- Location: Hin Poradasht
- Country: Azerbaijan
- Denomination: Armenian Apostolic Church

History
- Status: Destroyed
- Founded: 1385

Architecture
- Demolished: October 7, 2001 – November 11, 2009

= St. Stepanos Monastery (Hin Poradasht) =

Armenian monastery in Azerbaijan

St. Stepanos Monastery was an Armenian monastery located in Julfa District of the Nakhchivan Autonomous Republic of Azerbaijan. The monastery complex was located approximately 1.6 km northwest of abandoned Hin Poradasht village.

== History ==
The monastery was built in 1385. It was renovated in 1560, according to an Armenian inscription on a khachkar above the doorway on the eastern facade.

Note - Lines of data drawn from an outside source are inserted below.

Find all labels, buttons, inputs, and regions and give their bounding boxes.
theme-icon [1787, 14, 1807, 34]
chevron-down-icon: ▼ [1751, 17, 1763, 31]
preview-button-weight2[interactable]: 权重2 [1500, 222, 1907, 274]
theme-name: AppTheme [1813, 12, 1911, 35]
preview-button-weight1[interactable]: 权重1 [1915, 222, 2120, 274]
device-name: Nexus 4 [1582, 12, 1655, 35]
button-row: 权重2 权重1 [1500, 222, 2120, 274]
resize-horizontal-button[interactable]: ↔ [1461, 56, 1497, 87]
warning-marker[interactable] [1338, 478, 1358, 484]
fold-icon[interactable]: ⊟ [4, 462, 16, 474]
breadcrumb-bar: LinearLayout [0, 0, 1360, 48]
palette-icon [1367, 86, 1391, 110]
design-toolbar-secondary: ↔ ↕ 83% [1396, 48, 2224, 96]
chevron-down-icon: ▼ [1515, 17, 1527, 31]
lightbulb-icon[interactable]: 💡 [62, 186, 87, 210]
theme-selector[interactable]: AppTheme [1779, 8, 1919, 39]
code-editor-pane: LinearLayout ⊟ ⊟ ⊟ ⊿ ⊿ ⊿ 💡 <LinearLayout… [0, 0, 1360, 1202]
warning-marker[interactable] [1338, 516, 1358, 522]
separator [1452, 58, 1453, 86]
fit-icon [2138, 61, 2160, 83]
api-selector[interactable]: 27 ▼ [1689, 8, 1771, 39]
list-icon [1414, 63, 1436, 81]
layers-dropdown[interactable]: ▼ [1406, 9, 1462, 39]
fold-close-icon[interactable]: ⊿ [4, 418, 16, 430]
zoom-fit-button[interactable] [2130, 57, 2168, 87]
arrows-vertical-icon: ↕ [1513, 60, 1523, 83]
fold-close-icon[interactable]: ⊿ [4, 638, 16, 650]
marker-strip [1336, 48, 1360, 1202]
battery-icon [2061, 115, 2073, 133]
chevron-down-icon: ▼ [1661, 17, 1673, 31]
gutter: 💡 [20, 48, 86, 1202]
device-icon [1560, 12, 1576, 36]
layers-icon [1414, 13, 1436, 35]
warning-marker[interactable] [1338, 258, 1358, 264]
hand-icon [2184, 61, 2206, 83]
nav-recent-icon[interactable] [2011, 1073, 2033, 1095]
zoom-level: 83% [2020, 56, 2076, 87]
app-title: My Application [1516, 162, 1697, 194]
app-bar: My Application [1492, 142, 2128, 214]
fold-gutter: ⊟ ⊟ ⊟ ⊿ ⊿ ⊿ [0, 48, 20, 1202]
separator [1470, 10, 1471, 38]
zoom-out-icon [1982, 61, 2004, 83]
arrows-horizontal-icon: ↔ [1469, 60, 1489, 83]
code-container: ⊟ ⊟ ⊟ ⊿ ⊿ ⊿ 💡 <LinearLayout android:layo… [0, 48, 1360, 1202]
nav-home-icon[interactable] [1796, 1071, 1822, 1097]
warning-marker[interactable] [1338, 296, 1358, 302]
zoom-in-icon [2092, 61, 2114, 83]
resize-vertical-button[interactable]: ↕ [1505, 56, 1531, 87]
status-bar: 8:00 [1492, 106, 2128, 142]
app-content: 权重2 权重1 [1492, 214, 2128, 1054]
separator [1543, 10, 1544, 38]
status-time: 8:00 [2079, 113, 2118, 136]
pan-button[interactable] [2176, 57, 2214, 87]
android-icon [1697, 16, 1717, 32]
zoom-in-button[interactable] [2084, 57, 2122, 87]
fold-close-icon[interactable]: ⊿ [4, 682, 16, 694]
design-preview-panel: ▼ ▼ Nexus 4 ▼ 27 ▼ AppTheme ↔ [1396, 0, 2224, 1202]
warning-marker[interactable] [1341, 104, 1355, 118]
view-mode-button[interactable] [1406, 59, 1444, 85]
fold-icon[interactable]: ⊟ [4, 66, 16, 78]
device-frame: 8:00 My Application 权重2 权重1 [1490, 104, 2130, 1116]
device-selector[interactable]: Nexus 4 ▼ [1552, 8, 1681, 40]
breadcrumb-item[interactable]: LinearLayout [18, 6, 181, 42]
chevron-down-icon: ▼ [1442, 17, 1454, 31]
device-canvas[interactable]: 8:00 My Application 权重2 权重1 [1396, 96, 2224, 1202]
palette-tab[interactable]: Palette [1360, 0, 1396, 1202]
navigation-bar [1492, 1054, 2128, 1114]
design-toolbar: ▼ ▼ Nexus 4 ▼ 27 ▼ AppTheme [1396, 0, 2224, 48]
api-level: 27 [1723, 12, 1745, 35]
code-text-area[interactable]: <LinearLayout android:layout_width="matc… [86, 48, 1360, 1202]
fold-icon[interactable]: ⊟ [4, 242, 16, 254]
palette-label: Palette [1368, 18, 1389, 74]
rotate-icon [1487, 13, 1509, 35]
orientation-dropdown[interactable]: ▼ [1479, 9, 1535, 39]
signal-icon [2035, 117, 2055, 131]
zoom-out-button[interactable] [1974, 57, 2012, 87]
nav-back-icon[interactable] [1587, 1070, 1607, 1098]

It was renovated again in 1683, according to an inscription located near that entryway.

== Architecture ==
The monastery complex consisted of a main church and 12 to 15 auxiliary buildings enclosed within a perimeter wall that reached 6 to 8 m high. The church was a vaulted structure with a single nave and a five-sided apse with vestries on either side. Armenian inscriptions were set into the western facade and in the interior.

== Destruction ==
The monastery was still extant on October 7, 2001. However, by November 11, 2009, the monastery's foundations had been razed and the site graded, as documented by investigation of the Caucasus Heritage Watch.